A booking from the semis: the yellow-card tightrope facing the World Cup’s last eight
FIFA wipes every yellow card after the World Cup quarter-finals, leaving a clutch of players a single booking away from missing a semi-final. England, with Jarell Quansah already suspended, have the most to sweat.
Jul 8, 2026
The World Cup quarter-finals are the last place a booking really bites. After this round FIFA wipes every yellow card, so no player can walk into a semi-final one caution from missing the biggest game of his life. Get through the weekend clean and the slate is blank. Pick up the wrong flick of a referee’s wrist first, and you watch the semi from the stand.
By most counts seventeen players go into the last eight already carrying a yellow, each of them a single tackle away from a one-match ban. England, for one, do not even have to wait for a booking. They have already lost a man.
How the rule works
Under Article 10.4 of FIFA’s regulations, two cautions in two different matches earn an automatic one-game suspension. Cards are reset after the group stage and again after the quarter-finals, which leaves a three-round danger window across the Round of 32, the Round of 16 and the last eight. A yellow picked up in any of those rounds sits on a player’s record until the quarter-final is done. A second one inside that window, and he sits out the next match.
A straight red is simpler and harsher. It rules a player out of the following game on its own, which is where England’s problem starts. Jarell Quansah was sent off in the 54th minute against Mexico for a studs-up lunge on Jesús Gallardo, and that dismissal keeps him out of the quarter-final against Norway. Thomas Tuchel has to rebuild a back line without him before a ball is kicked.

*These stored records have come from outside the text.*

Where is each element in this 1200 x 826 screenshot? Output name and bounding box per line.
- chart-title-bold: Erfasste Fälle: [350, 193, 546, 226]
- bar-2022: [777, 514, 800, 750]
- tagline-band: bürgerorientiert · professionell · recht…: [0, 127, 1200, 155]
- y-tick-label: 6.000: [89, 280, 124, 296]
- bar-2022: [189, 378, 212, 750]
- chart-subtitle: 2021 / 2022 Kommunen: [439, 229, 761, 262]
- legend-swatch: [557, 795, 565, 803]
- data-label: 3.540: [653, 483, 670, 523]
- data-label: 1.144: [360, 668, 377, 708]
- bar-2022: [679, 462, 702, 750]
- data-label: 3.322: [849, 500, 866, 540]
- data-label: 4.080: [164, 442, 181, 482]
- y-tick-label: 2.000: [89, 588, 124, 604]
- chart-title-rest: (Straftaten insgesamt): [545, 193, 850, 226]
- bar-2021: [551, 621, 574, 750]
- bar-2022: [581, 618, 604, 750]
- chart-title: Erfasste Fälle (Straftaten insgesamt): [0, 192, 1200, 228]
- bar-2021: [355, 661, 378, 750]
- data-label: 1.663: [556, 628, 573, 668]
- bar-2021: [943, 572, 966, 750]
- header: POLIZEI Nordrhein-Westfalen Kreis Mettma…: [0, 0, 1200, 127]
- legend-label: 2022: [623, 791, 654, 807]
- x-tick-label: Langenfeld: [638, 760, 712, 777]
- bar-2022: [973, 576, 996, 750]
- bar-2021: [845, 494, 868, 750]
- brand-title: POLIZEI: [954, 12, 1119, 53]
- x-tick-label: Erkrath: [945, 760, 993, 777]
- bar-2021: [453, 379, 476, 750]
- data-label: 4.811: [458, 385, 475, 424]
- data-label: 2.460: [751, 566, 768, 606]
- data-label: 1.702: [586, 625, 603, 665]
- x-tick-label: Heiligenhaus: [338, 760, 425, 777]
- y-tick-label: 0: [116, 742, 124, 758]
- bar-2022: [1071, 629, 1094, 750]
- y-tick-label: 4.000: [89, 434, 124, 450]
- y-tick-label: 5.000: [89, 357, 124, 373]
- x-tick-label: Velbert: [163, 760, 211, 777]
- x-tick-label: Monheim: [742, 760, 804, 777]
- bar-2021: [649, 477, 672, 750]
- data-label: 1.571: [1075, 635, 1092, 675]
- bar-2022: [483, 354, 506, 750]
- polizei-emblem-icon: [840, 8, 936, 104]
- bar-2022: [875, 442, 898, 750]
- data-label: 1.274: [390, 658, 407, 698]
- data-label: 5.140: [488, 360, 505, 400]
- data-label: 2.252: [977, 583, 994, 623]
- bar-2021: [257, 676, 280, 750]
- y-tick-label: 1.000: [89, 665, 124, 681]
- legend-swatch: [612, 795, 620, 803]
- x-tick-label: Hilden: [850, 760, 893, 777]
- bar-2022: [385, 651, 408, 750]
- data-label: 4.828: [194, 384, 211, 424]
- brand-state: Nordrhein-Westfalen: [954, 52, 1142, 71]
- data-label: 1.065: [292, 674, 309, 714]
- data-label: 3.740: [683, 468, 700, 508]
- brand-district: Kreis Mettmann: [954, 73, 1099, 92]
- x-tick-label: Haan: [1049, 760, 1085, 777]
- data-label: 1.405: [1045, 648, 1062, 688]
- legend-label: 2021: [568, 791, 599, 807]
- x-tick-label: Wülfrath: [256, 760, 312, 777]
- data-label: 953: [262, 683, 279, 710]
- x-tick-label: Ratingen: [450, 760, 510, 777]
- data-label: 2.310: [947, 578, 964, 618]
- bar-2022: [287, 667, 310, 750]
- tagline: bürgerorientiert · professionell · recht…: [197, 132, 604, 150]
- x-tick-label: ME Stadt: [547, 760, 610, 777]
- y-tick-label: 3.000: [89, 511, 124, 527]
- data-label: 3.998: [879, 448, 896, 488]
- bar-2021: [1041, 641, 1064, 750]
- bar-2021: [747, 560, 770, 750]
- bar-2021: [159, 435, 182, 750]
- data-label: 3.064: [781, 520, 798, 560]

France against Morocco carries the heaviest load
No tie is walking a thinner line than Thursday’s meeting in Boston. Eight players across the two squads go into it on a yellow, and several of them are names their coaches cannot easily hide.
Morocco carry five. Achraf Hakimi, the captain and the engine down their right, was booked in the Round of 16 win over Canada, as were Azzedine Ounahi, Bilal El-Khannouss and Redouane Halhal. Issa Diop’s caution came a round earlier against the Netherlands. That is a full spine of the side, and one rash challenge from any of them against France would cost Morocco a semi-finalist. France are not much safer. Bradley Barcola, Manu Koné and Michael Olise were all shown yellows against Paraguay in the last 16 and take that baggage into the quarter-final.
England and Spain sweat too
Quansah’s red is only half of England’s worry. Five more players are on a booking heading to Miami for the Norway tie. Jude Bellingham was cautioned in the first half against DR Congo, and Declan Rice, Marc Guehi, Nico O’Reilly and Jordan Henderson all followed against Mexico. That is a midfield spine and the heart of the defence, every one of them knowing a mistimed challenge against Erling Haaland’s Norway ends their tournament for a game.
Spain have a single but significant name on the list. Ferran Torres was booked deep into stoppage time against Portugal, so if he picks up another against Belgium on Friday he misses out on a semi-final Spain will fancy their chances of reaching.
The reset after this round is the strange comfort in all of it. Survive the quarter-final without a card and the risk vanishes entirely. That makes the next few days a peculiar gamble for a handful of very good footballers, told in effect to keep their feet in and their tempers cooler than a World Cup knockout usually allows. Easy to say from the dugout. Much harder when the ball is loose and the semi-final is ninety minutes away.